Question

A doctor wants to estimate the mean HDL cholesterol of all​ 20- to​ 29-year-old females. How many subjects are needed to estimate the mean HDL cholesterol within 2 points with 99 % confidence assuming s equals 15.6 based on earlier​ studies? Suppose the doctor would be content with 95 % confidence. How does the decrease in confidence affect the sample size​ required?

Answer 1

(a) 404 subjects are needed to estimate the mean HDL cholesterol within 2 points with 99% confidence.

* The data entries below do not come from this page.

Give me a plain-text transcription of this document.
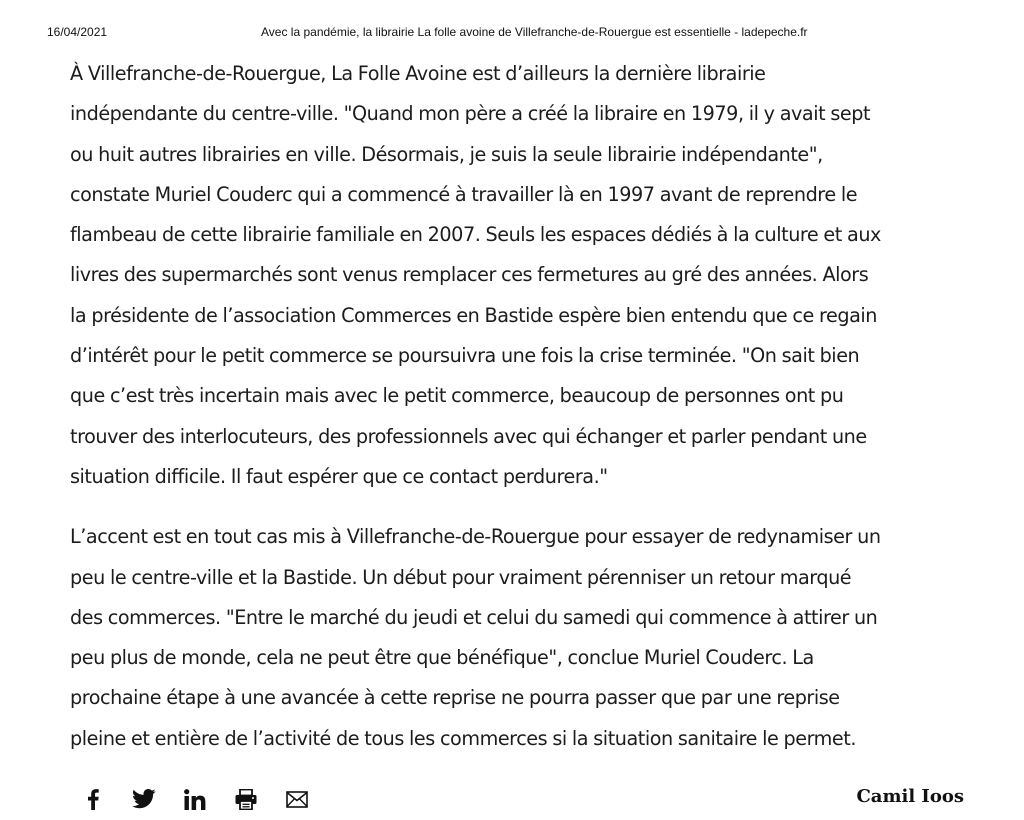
16/04/2021	Avec la pandémie, la librairie La folle avoine de Villefranche-de-Rouergue est essentielle - ladepeche.fr

À Villefranche-de-Rouergue, La Folle Avoine est d’ailleurs la dernière librairie
indépendante du centre-ville. "Quand mon père a créé la libraire en 1979, il y avait sept
ou huit autres librairies en ville. Désormais, je suis la seule librairie indépendante",
constate Muriel Couderc qui a commencé à travailler là en 1997 avant de reprendre le
flambeau de cette librairie familiale en 2007. Seuls les espaces dédiés à la culture et aux
livres des supermarchés sont venus remplacer ces fermetures au gré des années. Alors
la présidente de l’association Commerces en Bastide espère bien entendu que ce regain
d’intérêt pour le petit commerce se poursuivra une fois la crise terminée. "On sait bien
que c’est très incertain mais avec le petit commerce, beaucoup de personnes ont pu
trouver des interlocuteurs, des professionnels avec qui échanger et parler pendant une
situation difficile. Il faut espérer que ce contact perdurera."

L’accent est en tout cas mis à Villefranche-de-Rouergue pour essayer de redynamiser un
peu le centre-ville et la Bastide. Un début pour vraiment pérenniser un retour marqué
des commerces. "Entre le marché du jeudi et celui du samedi qui commence à attirer un
peu plus de monde, cela ne peut être que bénéfique", conclue Muriel Couderc. La
prochaine étape à une avancée à cette reprise ne pourra passer que par une reprise
pleine et entière de l’activité de tous les commerces si la situation sanitaire le permet.

Camil Ioos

(b) When the confidence level decreases to 95%, the number of subjects decreases from 404 to 234.

Step-by-step explanation:

Given:

σ = 15.6

Let the number of subjects be n

(a)

When the confidence level is 99%, then z = 2.576

E = 2

We know:

`n = [(z X s)/(E)]^2`

On substituting the value, we get:

`n = [(2.576 X 15.6)/(2) ]^2\\\\n = 403.7`

Thus, 404 subjects are needed to estimate the mean HDL cholesterol within 2 points with 99% confidence.

(b)

When the confidence level is 95%, then z = 1.96

E = 2

We know:

`n = [(z X s)/(E)]^2`

On substituting the value, we get:

`n = [(1.96 X 15.6)/(2) ]^2\\\\n = 233.7`

n = 234

Thus, when the confidence level decreases to 95%, the number of subjects decreases from 404 to 234.